The recording contract series; (part 21) Non-controlled songs
- 20somethingmedia
- Dec 4, 2018
- 3 min read
Updated: Jan 11, 2024
Non-controlled songs
Sometimes, record companies seek to impose mechanical rate limits not only on controlled compositions, but on every song on the album, including outside songs. In most cases, this is impossible to agree to, because the owners of the outside songs may not agree to this (or even having their songs used at all). Artists should be very careful with this, because they might end up paying more than their contractual limit, in which case the record company will force them to pay the excess mechanical royalties for recording covers.
If there is any possibility of recording covers, the best is to negotiate no limit on outside songs, even if there is a 75% (or other) clause on controlled compositions.
Non-sampling warranty
In the non-sampling warranty clause, the artist is promising that he will not use any samples in the recording or, if he does, that he has received the appropriate permission and mechanical release to do so. (A sample is a copied clip of someone else’s recording, which can be digitally modified and used in a new recording). In other words, the record label is protecting itself, in this clause, from having to pay mechanicals to anyone (or his publisher or label) whose music you have sampled. You promise not to do it, and if you do, you will pay the mechanicals. A typical non-sampling warranty clause might read as follows:
“’Sampled material’, as used herein, shall be defined as the unauthorised use and reproduction of pre-existing recorded musical material, owned and controlled by any person, firm or corporation other than the Artist, which would not otherwise be subject to the Company’s rights hereunder. None of the masters delivered hereunder shall have been created with the use (whether partial or total) of sampled material. Where samples have been used, the Artist shall be solely responsible for obtaining all consents and licenses necessary for such use and reproduction, so that the Company shall enjoy the full and perpetual rights granted to the Company hereunder in respect of the artist’s own work. Where samples have been used, the artist shall furnish to the company all fully executed copies of any mechanical releases, consents, permissions, licenses and other related documentation. The Artist shall be solely responsible for and shall account for and pay to any and all persons, firms, corporations, or other entities who/which own or control sampled material any monies or other compensation to which such persons, firms, corporations or other entities are entitled as a result of any use hereunder by the Company of any Master embodying such sampled material.”
Termination
The contract should anticipate scenarios and circumstances where the parties are given the right to terminate the agreement. There should be safeguards where the label goes into liquidation, or fails to release the record, or where either side is in breach of contract, where royalties are not paid, or where recordings are not released.

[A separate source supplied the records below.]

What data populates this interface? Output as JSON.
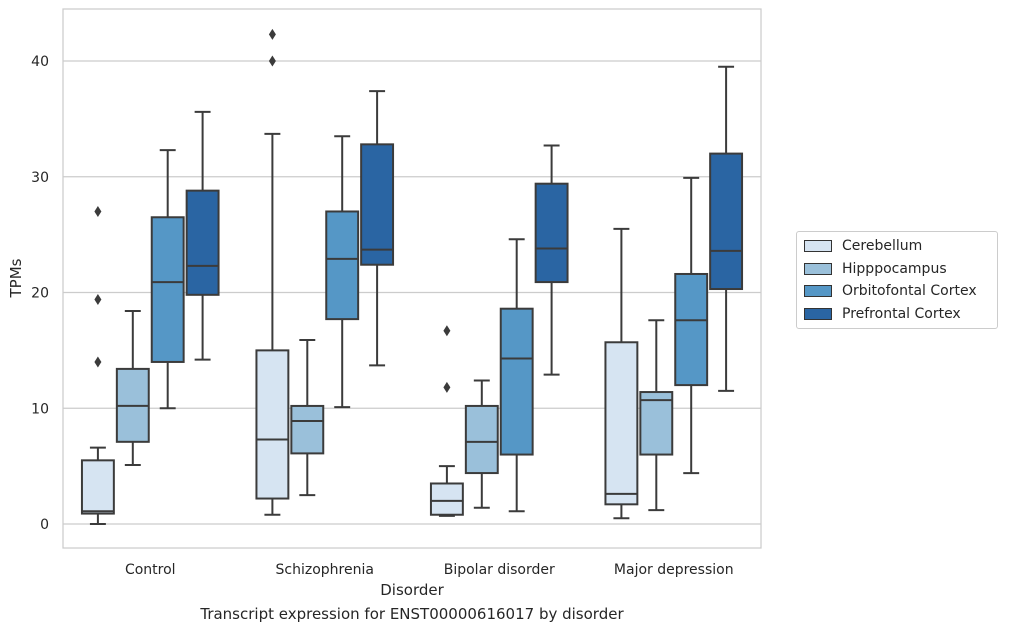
{
  "chart_data": {
    "type": "box",
    "title": "",
    "caption": "Transcript expression for ENST00000616017 by disorder",
    "xlabel": "Disorder",
    "ylabel": "TPMs",
    "ylim": [
      -2,
      44.5
    ],
    "yticks": [
      0,
      10,
      20,
      30,
      40
    ],
    "grid": "y",
    "legend_position": "right",
    "categories": [
      "Control",
      "Schizophrenia",
      "Bipolar disorder",
      "Major depression"
    ],
    "series": [
      {
        "name": "Cerebellum",
        "color": "#d6e4f2",
        "boxes": [
          {
            "whislo": 0.0,
            "q1": 0.9,
            "med": 1.1,
            "q3": 5.5,
            "whishi": 6.6,
            "fliers": [
              14.0,
              19.4,
              27.0
            ]
          },
          {
            "whislo": 0.8,
            "q1": 2.2,
            "med": 7.3,
            "q3": 15.0,
            "whishi": 33.7,
            "fliers": [
              40.0,
              42.3
            ]
          },
          {
            "whislo": 0.7,
            "q1": 0.8,
            "med": 2.0,
            "q3": 3.5,
            "whishi": 5.0,
            "fliers": [
              11.8,
              16.7
            ]
          },
          {
            "whislo": 0.5,
            "q1": 1.7,
            "med": 2.6,
            "q3": 15.7,
            "whishi": 25.5,
            "fliers": []
          }
        ]
      },
      {
        "name": "Hipppocampus",
        "color": "#9ac0da",
        "boxes": [
          {
            "whislo": 5.1,
            "q1": 7.1,
            "med": 10.2,
            "q3": 13.4,
            "whishi": 18.4,
            "fliers": []
          },
          {
            "whislo": 2.5,
            "q1": 6.1,
            "med": 8.9,
            "q3": 10.2,
            "whishi": 15.9,
            "fliers": []
          },
          {
            "whislo": 1.4,
            "q1": 4.4,
            "med": 7.1,
            "q3": 10.2,
            "whishi": 12.4,
            "fliers": []
          },
          {
            "whislo": 1.2,
            "q1": 6.0,
            "med": 10.7,
            "q3": 11.4,
            "whishi": 17.6,
            "fliers": []
          }
        ]
      },
      {
        "name": "Orbitofontal Cortex",
        "color": "#5597c6",
        "boxes": [
          {
            "whislo": 10.0,
            "q1": 14.0,
            "med": 20.9,
            "q3": 26.5,
            "whishi": 32.3,
            "fliers": []
          },
          {
            "whislo": 10.1,
            "q1": 17.7,
            "med": 22.9,
            "q3": 27.0,
            "whishi": 33.5,
            "fliers": []
          },
          {
            "whislo": 1.1,
            "q1": 6.0,
            "med": 14.3,
            "q3": 18.6,
            "whishi": 24.6,
            "fliers": []
          },
          {
            "whislo": 4.4,
            "q1": 12.0,
            "med": 17.6,
            "q3": 21.6,
            "whishi": 29.9,
            "fliers": []
          }
        ]
      },
      {
        "name": "Prefrontal Cortex",
        "color": "#2a65a3",
        "boxes": [
          {
            "whislo": 14.2,
            "q1": 19.8,
            "med": 22.3,
            "q3": 28.8,
            "whishi": 35.6,
            "fliers": []
          },
          {
            "whislo": 13.7,
            "q1": 22.4,
            "med": 23.7,
            "q3": 32.8,
            "whishi": 37.4,
            "fliers": []
          },
          {
            "whislo": 12.9,
            "q1": 20.9,
            "med": 23.8,
            "q3": 29.4,
            "whishi": 32.7,
            "fliers": []
          },
          {
            "whislo": 11.5,
            "q1": 20.3,
            "med": 23.6,
            "q3": 32.0,
            "whishi": 39.5,
            "fliers": []
          }
        ]
      }
    ]
  }
}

If the record company does go into liquidation, you should be able to terminate the agreement and get the rights in your recordings back by way of a reversion clause. Otherwise your copyrights could become the property of third-party creditors fighting over the remains of the now defunct label. A similar provision, but much harder to obtain, is one that allows the artist the right of termination where the label is sold, merged, or taken over (a big problem where independents sell out to majors). Don’t forget: the label is still obliged to continue paying the artist on all recordings sold, even after termination.
In some cases, the label will simply give itself the right to terminate the agreement with a certain amount of notice (i.e. just because it feels like it). You should strongly resist this, unless you are given exactly the same right. Some contracts state that the agreement will continue in perpetuity unless cancelled by the label. Again, you should only accept this if you are given the same right.
There are other possible “opt-out” clauses (normally given to the label but not the artist) including disagreement, unprofitable sales figures, change of image, change of musical style, etc. Once again, you should fight to ensure that these clauses are not so one-sided that the label is given the choice. If they are given the power to cancel the contract with a few months’ notice, so should you be.